# Offline Engine API

SGLang provides a direct inference engine without the need for an HTTP server, especially for use cases where additional HTTP server adds unnecessary complexity or overhead. Here are two general use cases:

- Offline Batch Inference
- Custom Server on Top of the Engine

This document focuses on the offline batch inference, demonstrating four different inference modes:

- Non-streaming synchronous generation
- Streaming synchronous generation
- Non-streaming asynchronous generation
- Streaming asynchronous generation

Additionally, you can easily build a custom server on top of the SGLang offline engine. A detailed example working in a python script can be found in [custom_server](https://github.com/sgl-project/sglang/blob/main/examples/runtime/engine/custom_server.py).



## Nest Asyncio
Note that if you want to use **Offline Engine** in ipython or some other nested loop code, you need to add the following code:
```python
import nest_asyncio

nest_asyncio.apply()

```

## Advanced Usage

The engine supports [vlm inference](https://github.com/sgl-project/sglang/blob/main/examples/runtime/engine/offline_batch_inference_vlm.py) as well as [extracting hidden states](https://github.com/sgl-project/sglang/blob/main/examples/runtime/hidden_states). 
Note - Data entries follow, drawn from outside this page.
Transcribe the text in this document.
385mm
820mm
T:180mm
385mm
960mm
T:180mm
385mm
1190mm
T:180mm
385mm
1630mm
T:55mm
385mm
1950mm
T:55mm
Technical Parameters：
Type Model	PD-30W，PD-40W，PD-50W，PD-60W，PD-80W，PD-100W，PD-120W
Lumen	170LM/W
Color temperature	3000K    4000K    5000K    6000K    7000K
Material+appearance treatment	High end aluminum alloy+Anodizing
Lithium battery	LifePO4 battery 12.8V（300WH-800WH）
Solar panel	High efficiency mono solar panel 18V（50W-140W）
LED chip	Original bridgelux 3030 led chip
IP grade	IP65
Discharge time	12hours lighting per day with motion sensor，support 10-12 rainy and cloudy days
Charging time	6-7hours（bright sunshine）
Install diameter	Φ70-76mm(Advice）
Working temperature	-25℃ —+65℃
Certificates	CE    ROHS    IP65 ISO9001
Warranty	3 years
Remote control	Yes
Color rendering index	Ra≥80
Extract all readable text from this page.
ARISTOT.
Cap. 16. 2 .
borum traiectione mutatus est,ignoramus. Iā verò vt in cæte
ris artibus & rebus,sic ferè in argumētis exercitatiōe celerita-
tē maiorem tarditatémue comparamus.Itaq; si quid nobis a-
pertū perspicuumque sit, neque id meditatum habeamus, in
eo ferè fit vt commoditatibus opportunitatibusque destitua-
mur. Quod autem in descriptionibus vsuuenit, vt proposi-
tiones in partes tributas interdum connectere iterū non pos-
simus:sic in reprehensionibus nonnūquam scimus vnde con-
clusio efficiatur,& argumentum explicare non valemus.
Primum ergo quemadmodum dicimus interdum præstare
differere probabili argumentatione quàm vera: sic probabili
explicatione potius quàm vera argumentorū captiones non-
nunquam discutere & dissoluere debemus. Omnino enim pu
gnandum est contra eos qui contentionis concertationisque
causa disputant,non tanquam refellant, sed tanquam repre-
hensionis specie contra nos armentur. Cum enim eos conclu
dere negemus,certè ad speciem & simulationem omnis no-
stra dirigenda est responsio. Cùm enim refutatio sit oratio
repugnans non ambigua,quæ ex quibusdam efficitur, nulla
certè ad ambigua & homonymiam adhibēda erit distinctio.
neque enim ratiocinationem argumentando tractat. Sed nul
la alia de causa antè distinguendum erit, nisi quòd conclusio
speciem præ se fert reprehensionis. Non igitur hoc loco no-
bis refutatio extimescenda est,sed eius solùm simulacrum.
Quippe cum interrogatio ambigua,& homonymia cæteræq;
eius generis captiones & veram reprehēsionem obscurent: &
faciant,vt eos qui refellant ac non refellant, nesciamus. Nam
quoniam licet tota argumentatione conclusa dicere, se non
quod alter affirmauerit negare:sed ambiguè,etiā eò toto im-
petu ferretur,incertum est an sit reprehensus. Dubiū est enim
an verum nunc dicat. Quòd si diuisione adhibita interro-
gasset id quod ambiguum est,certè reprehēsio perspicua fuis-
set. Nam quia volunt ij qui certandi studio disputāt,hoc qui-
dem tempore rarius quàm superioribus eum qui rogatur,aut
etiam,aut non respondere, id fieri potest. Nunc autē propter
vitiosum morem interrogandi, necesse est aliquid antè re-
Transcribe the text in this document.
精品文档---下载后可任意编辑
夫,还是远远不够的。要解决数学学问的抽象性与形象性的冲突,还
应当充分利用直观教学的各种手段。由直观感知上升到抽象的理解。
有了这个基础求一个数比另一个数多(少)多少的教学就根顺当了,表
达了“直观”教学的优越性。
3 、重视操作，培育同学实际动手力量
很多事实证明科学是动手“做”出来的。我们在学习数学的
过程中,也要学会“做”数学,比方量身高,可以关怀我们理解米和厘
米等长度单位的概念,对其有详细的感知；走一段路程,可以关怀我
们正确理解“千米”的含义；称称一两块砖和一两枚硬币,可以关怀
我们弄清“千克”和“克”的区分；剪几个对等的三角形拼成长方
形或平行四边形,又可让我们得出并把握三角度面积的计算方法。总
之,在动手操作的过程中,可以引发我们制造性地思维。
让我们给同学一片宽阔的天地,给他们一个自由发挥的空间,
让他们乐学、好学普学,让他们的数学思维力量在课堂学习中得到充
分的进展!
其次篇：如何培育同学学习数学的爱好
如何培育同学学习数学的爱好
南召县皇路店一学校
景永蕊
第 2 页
Please see [the examples](https://github.com/sgl-project/sglang/tree/main/examples/runtime/engine) for further use cases.

## Offline Batch Inference

SGLang offline engine supports batch inference with efficient scheduling.

In [1]:
# launch the offline engine
import asyncio

import sglang as sgl
import sglang.test.doc_patch
from sglang.utils import async_stream_and_merge, stream_and_merge

llm = sgl.Engine(model_path="qwen/qwen2.5-0.5b-instruct")

[2025-12-22 18:13:33] INFO utils.py:148: Note: detected 112 virtual cores but NumExpr set to maximum of 64, check "NUMEXPR_MAX_THREADS" environment variable.


[2025-12-22 18:13:33] INFO utils.py:151: Note: NumExpr detected 112 cores but "NUMEXPR_MAX_THREADS" not set, so enforcing safe limit of 16.


[2025-12-22 18:13:33] INFO utils.py:164: NumExpr defaulting to 16 threads.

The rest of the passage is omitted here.